Paulo Roberto de Almeida
Entrevistamos o historiador Francisco Doratioto, professor da Universidade de Brasília. Doratioto é um dos principais expoentes da chamada “Nova História da Guerra do Paraguai”. Em 2014, o conflito sul-americano completa 150 anos de seu início.
Com um trabalho baseado em farta documentação, Francisco Doratioto, professor da Universidade Nacional de Brasília e do Instituto Rio Branco, se tornou um dos principais especialistas em História da Guerra do Paraguai. Mais do que batalhas e personagens, suas pesquisa trazem o lado humano, social e político do conflito.
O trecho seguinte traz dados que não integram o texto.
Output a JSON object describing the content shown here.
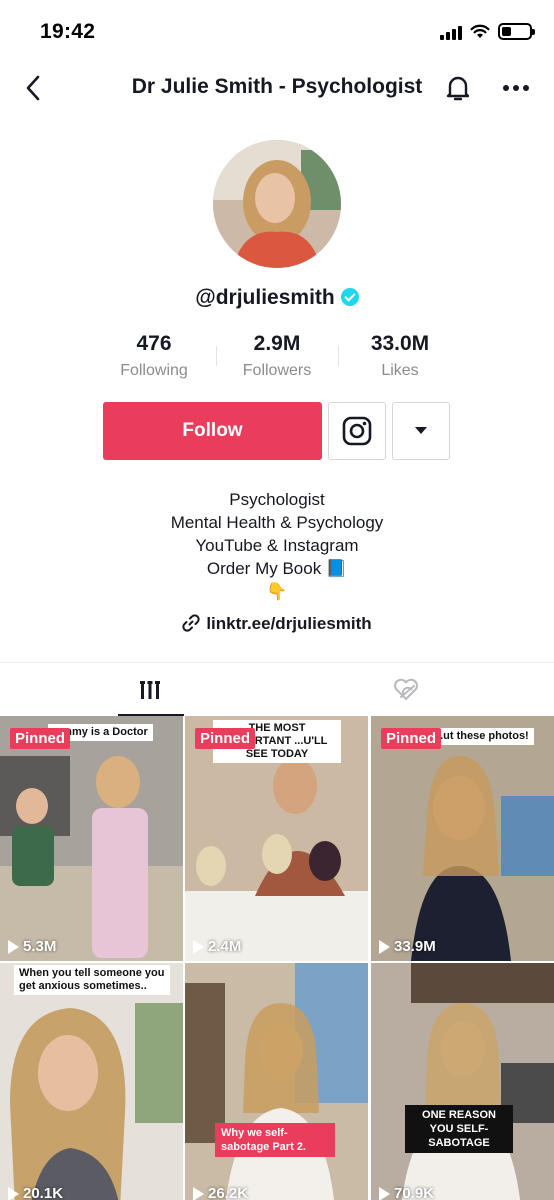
{
  "status_bar": {
    "time": "19:42"
  },
  "header": {
    "title": "Dr Julie Smith - Psychologist"
  },
  "profile": {
    "username": "@drjuliesmith",
    "stats": [
      {
        "value": "476",
        "label": "Following"
      },
      {
        "value": "2.9M",
        "label": "Followers"
      },
      {
        "value": "33.0M",
        "label": "Likes"
      }
    ],
    "follow_label": "Follow",
    "bio": [
      "Psychologist",
      "Mental Health & Psychology",
      "YouTube & Instagram",
      "Order My Book 📘",
      "👇"
    ],
    "link": "linktr.ee/drjuliesmith"
  },
  "videos": [
    {
      "pinned": "Pinned",
      "caption": "...mmy is a Doctor",
      "views": "5.3M"
    },
    {
      "pinned": "Pinned",
      "caption": "THE MOST IMPORTANT ...U'LL SEE TODAY",
      "views": "2.4M"
    },
    {
      "pinned": "Pinned",
      "caption": "...ut these photos!",
      "views": "33.9M"
    },
    {
      "caption": "When you tell someone you get anxious sometimes..",
      "views": "20.1K"
    },
    {
      "caption": "Why we self-sabotage Part 2.",
      "views": "26.2K"
    },
    {
      "caption": "ONE REASON YOU SELF-SABOTAGE",
      "views": "70.9K"
    }
  ],
  "colors": {
    "accent": "#ea3c5b",
    "verified": "#20d5ec",
    "muted_text": "#8a8b91"
  }
}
Em 2002, Doratioto lançou pela Companhia das Letras o livro “Maldita Guerra”, que rapidamente se tornou um livro de referência na área, especialmente daquilo que convencionou chamar de “nova história da Guerra do Paraguai”. Se você ainda acha que o Brasil foi forçado a fazer a guerra pelo imperialismo britânico ou que o Paraguai era uma ilha de prosperidade que ameaçava ingleses na América do Sul, você vai se surpreender.
Bruno Leal: Professor, em abril de 1863, no Uruguai, o Partido Colorado, apoiado pelo Brasil Imperial e pela Argentina de Bartolomeu Mitre, se rebelou contra o Partido Blanco, eleito em 1860. Acuados, os blancos, então, foram atrás do apoio de Solano López, presidente do Paraguai. Um ano depois começava a Guerra do Paraguai, conflito que durou seis anos e que neste ano de 2014 completa 150 anos de seu início. Por que o Paraguai (Solano López) apoiou os blancos contra oponentes tão poderosos? Até que ponto esta decisão se deu pela oportunidade do Paraguai conquistar acesso ao mar e/ou pelo medo de um provável desmantelamento das nações menores do Cone Sul, oriundo de uma aliança entre Brasil e Argentina?
Francisco Doratioto: Não se tem certeza sobre a motivação do Francisco Solano López em envolver-se na questão uruguaia; não temos documento escrito ou testemunho que permita dar uma resposta taxativa. No entanto, há uma concordância de que interessava a López a manutenção dos blancos no poder em Montevidéu, de modo a utilizar este porto para o comércio externo paraguaio, de modo a dar continuidade à inserção do Paraguai no comércio internacional iniciada no governo de Carlos Antonio López. Os blancos procuraram, é verdade, convencer López de que a Argentina e o Brasil pretendiam pôr fim à independência do Uruguai, dividindo entre si o território uruguaio e, depois, se voltariam contra o Paraguai. Teria ele acreditado nisso? Possivelmente não, mas com certeza se deu conta que a derrota dos blancos uruguaios fragilizaria o Paraguai frente à Argentina e ao Império, que passariam a atuar coordenadamente no Prata em lugar de rivalizarem-se e isso quando ambos tinham litígio de fronteiras com o país guarani.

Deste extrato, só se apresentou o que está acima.